Сверхчеловек — это либо Бог, либо дьявол; ни того, ни другого человек не может превзойти по части математики. Почему бы не допустить, что Бог и создал нас для того, чтобы мы воплощали его замыслы, пользуясь доступными для нашего познания математическими правилами, подобно тому, как и сами мы понаделали себе всяких механических приспособлений, лесопилок, к примеру, или ткацких станков. Профессор Вальтер давеча утверждал, что будто бы иные животные затем только и созданы, чтобы другие их поедали, а в конечном счете выходит, что такой порядок существует для нашей же пользы. Так, кошки обладают врожденным инстинктом к поеданию мышей, чтобы мы не остались без сахара, припасенного к чаю. Так, может быть, он прав? Может, в самом деле животные, да и мы сами — это целесообразно обустроенные механизмы для переработки определенных веществ, которые предназначены на стол некоему неведомому правителю?.. А ну-ка, живей, мой помощник! Подавай мне горшочки! Вчера при солнечном свете я подобрал нужные оттенки, чтобы не ошибиться вечером, все краски пронумерованы и стоят в углу. Подавай сюда номер первый, мальчик! Серым по серому — сплошная серость! Ну, до чего бы скучной и унылой была наша жизнь, кабы Господь небесный не дал нам в руки разных игрушек! Послушным детям не вздумается ломать ящичек, в котором играет музыка, стоит лишь покрутить ручку. Утверждают, что все это так естественно: музыка звучит потому, что я кручу ручку!.. Вот сейчас я изображу эти брусья в правильной перспективе, и для зрителя они предстанут объемными. Номер второй сюда, мальчик! Теперь я выпишу их правильно подобранными красками, и они зрительно отодвинутся в глубину на четыре локтя. Все это я знаю наверняка! О! Мы такие умники! Отчего получается так, что, отдаляясь, предметы уменьшаются в размере? Один дурацкий вопрос какого-нибудь китайца может поставить в тупик самого профессора Эйтельвейна[16]; хотя на крайний случай его выручит та же шарманка: можно ответить, что я не раз, мол, крутил ручку и всегда наблюдал при этом одинаковое действие… Фиолетовую номер один, мальчик!.. Другую линейку!.. Толстую отмытую кисть! Ах, что такое наши возвышенные стремления и погоня за идеалом, как не беспомощное барахтанье младенца, которое ранит его благодетельную кормилицу!.. Фиолетовый номер два, мальчик, живее!.. Идеал — это обманчивая и пустая мечта, порождение кипучей крови… Забирай горшочки, мальчик, я слезаю… Видать, черт нас дурачит: вместо ангелов подсовывает бездушных кукол с приклеенными крылышками!

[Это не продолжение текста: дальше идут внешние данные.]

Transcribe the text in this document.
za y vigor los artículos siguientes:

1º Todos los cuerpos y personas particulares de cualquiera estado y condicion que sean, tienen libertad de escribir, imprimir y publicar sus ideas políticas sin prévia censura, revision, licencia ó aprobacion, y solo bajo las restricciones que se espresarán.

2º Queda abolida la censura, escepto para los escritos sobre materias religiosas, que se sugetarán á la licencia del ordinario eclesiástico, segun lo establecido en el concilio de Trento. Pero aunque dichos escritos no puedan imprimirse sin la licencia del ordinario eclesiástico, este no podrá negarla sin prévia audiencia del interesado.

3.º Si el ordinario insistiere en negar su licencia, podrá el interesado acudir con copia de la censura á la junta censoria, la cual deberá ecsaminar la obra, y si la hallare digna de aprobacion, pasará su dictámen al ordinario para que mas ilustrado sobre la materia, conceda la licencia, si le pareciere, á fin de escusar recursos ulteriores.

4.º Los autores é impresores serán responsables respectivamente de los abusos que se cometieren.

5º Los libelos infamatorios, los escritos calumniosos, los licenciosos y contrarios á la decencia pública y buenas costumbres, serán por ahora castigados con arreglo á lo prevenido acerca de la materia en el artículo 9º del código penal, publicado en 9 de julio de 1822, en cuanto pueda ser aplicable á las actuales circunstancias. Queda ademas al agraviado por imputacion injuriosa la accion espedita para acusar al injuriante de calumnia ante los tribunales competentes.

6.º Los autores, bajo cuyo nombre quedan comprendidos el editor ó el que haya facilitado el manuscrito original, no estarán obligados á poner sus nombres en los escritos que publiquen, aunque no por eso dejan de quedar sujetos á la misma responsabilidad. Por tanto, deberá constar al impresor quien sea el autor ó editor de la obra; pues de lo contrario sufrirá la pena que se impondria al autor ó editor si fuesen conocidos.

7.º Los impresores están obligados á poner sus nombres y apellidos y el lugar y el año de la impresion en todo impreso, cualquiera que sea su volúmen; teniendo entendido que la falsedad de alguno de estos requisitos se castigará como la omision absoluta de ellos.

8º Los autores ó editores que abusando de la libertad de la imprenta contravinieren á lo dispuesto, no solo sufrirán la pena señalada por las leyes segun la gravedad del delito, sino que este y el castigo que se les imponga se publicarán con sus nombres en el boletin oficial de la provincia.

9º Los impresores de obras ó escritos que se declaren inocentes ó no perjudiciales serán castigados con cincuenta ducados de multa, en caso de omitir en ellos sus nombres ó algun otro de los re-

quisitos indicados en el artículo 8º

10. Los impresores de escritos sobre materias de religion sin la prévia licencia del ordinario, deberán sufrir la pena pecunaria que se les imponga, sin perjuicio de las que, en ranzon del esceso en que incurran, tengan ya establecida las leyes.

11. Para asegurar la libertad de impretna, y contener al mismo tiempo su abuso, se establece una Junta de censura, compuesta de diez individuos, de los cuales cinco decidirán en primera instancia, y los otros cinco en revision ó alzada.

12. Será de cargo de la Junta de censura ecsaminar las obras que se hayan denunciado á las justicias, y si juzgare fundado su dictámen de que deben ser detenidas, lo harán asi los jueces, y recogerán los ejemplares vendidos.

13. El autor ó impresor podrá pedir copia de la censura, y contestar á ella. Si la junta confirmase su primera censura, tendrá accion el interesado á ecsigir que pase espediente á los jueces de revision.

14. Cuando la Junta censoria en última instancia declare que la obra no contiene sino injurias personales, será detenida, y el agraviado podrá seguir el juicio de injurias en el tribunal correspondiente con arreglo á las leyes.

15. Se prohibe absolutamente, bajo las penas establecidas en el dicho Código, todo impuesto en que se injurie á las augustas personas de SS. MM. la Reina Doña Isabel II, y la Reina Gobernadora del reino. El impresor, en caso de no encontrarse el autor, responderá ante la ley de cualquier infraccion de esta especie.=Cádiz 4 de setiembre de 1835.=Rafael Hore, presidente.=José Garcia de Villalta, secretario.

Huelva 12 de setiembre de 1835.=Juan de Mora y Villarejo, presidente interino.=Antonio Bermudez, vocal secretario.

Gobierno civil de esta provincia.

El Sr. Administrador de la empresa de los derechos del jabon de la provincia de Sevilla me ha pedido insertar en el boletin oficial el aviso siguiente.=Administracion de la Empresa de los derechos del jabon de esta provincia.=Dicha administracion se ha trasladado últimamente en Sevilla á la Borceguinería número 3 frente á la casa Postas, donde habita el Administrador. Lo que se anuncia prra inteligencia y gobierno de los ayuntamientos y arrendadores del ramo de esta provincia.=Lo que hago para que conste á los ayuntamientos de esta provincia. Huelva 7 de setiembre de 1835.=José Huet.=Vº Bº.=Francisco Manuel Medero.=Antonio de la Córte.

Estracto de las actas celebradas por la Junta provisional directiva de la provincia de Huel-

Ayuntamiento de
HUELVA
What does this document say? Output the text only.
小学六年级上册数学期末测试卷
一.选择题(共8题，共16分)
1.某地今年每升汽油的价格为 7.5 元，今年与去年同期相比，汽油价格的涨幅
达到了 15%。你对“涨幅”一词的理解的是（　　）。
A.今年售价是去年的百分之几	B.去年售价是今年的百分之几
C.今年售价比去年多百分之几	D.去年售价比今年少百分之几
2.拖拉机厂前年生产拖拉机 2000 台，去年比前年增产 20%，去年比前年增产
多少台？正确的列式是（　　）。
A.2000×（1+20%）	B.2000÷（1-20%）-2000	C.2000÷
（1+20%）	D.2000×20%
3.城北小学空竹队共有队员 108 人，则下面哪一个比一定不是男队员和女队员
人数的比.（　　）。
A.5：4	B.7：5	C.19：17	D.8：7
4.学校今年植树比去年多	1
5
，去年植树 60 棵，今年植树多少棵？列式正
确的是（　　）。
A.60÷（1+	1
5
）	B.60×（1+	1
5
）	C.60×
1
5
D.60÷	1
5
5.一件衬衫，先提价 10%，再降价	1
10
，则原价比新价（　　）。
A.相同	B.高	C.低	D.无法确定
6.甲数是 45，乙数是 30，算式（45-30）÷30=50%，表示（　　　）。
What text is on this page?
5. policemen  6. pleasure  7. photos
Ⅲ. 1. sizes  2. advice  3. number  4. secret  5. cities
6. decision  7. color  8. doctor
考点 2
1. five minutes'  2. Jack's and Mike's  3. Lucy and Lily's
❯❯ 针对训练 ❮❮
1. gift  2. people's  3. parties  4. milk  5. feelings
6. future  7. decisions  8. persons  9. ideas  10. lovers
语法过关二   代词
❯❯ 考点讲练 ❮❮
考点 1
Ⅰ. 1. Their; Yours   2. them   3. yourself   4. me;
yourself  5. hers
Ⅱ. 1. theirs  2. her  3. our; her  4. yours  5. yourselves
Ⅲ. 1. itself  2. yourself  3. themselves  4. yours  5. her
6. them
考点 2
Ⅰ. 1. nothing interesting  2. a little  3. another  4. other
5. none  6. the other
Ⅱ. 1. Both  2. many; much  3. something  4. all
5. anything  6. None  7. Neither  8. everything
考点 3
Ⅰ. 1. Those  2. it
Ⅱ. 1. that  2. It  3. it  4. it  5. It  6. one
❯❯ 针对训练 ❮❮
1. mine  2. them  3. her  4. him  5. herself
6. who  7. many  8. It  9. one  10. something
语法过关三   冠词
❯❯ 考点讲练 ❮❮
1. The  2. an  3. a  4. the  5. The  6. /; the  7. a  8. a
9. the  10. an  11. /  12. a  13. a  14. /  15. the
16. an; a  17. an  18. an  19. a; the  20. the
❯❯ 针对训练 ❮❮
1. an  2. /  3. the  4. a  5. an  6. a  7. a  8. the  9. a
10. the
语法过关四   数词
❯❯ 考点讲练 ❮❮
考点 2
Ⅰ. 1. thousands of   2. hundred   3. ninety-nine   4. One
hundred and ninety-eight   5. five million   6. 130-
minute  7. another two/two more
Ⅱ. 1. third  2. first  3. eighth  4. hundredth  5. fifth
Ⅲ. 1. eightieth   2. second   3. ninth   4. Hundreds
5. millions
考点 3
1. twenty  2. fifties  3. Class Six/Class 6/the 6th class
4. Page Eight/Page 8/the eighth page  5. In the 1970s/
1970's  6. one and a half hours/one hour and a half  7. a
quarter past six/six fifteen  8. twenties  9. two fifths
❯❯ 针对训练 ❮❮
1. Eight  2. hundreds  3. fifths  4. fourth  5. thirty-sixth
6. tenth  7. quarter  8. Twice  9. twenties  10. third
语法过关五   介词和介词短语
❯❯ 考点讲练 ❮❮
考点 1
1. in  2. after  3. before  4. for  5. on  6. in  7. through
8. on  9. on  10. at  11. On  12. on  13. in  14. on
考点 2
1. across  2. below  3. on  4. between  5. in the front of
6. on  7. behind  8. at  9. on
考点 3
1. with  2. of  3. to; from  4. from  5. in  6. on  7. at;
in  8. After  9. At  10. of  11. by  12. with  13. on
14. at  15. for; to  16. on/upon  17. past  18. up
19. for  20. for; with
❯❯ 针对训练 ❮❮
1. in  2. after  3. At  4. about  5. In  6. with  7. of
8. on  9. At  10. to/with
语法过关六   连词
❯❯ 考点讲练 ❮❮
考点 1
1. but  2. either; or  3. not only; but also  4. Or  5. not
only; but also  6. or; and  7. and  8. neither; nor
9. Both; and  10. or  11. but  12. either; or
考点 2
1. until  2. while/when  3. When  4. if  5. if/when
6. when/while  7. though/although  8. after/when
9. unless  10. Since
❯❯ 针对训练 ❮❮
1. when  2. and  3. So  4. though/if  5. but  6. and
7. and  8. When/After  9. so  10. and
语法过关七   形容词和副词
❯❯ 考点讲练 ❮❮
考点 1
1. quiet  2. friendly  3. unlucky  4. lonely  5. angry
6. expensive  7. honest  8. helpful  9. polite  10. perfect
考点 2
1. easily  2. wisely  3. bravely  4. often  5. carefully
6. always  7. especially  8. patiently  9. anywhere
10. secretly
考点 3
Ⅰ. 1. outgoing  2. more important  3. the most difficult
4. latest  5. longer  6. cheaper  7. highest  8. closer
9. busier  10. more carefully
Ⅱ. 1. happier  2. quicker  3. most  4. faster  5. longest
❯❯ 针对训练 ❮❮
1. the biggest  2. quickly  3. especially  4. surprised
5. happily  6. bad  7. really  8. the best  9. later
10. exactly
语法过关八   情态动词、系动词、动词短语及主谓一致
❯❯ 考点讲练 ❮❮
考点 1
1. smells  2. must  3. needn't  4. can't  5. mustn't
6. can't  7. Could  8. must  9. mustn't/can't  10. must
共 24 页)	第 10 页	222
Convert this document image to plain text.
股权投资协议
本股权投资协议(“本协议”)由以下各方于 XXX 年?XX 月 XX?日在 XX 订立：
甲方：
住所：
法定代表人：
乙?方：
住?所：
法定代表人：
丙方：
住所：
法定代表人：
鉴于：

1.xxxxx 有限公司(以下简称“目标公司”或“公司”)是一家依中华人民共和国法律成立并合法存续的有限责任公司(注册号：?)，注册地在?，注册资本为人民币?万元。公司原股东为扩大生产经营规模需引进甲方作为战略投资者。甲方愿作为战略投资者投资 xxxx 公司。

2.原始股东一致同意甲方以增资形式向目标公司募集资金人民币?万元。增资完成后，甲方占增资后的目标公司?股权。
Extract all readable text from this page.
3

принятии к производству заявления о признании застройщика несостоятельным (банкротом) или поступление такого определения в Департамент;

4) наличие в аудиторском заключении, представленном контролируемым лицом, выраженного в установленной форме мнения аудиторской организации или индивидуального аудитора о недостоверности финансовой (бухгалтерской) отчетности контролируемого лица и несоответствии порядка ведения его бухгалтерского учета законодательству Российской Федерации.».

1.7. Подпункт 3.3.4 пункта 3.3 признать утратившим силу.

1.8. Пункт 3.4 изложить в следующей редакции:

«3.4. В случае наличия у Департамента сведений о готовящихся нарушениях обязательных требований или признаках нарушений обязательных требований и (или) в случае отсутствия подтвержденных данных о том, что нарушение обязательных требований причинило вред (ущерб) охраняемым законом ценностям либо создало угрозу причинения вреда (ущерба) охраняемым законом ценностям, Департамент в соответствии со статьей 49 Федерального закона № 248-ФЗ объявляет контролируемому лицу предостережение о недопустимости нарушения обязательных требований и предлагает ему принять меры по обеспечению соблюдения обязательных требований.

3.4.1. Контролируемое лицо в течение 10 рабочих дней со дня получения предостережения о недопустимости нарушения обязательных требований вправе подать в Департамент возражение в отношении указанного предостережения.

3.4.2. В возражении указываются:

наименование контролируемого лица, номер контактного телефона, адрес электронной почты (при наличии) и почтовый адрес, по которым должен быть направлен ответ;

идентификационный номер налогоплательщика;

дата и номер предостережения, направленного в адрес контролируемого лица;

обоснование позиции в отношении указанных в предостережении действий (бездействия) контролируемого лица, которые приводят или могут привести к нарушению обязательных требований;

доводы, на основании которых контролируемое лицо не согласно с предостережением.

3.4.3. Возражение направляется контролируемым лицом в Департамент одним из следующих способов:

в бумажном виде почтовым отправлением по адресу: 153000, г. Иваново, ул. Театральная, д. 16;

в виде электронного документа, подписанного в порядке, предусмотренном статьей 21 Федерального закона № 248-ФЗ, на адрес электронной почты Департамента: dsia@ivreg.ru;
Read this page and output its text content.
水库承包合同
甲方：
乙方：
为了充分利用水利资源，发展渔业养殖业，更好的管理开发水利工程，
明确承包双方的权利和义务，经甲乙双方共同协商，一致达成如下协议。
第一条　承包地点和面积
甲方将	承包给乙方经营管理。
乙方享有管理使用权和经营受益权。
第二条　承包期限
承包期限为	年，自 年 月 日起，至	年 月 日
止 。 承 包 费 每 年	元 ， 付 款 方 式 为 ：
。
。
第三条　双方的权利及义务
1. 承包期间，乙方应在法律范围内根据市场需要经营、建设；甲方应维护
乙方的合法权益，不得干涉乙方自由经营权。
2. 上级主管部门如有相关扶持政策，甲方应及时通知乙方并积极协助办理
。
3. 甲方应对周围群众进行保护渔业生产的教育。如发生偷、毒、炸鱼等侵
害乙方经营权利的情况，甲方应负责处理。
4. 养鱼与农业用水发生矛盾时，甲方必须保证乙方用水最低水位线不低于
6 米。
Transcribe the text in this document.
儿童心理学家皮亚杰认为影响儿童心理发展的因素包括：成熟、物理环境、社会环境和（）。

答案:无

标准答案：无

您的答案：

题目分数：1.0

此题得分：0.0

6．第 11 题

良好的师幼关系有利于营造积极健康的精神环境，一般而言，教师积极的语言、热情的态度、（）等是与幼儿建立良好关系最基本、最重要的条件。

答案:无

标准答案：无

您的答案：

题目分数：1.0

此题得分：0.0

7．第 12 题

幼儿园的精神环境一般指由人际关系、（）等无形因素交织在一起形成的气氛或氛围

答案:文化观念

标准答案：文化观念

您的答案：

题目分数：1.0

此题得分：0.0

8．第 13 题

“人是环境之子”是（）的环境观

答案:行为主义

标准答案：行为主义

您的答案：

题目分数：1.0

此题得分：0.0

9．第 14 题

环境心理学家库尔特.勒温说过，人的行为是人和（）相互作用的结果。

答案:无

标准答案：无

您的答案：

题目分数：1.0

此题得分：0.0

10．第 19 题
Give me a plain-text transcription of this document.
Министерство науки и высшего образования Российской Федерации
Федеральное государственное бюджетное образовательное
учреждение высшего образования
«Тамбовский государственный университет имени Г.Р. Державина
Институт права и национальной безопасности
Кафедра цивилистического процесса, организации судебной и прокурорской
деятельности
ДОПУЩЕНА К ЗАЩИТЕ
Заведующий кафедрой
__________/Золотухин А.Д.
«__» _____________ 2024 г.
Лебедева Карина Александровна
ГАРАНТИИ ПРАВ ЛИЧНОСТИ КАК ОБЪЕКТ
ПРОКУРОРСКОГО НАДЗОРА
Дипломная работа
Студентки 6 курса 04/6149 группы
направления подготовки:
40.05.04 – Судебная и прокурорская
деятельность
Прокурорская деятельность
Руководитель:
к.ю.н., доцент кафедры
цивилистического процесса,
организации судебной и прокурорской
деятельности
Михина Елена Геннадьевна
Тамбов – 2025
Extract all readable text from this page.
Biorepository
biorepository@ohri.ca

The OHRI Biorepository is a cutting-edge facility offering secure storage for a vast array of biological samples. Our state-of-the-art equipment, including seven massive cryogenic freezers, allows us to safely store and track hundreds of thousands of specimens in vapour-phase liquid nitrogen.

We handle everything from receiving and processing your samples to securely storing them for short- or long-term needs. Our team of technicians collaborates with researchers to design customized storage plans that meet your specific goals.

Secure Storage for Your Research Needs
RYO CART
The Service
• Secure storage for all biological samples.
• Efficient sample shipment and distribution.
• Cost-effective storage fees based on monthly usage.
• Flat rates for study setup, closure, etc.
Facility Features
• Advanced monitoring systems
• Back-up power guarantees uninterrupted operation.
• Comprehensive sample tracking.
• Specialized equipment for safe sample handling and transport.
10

Решительно невозможно дословно воспроизвести все, что говорил Бертольд; при этом он не переставал писать и гонял меня как настоящего подручного. Подобным образом он продолжал язвительно глумиться над ограниченностью всех земных стремлений; в общем, я заглянул в глубину смертельно раненной души, заглушающей свою боль в едкой иронии.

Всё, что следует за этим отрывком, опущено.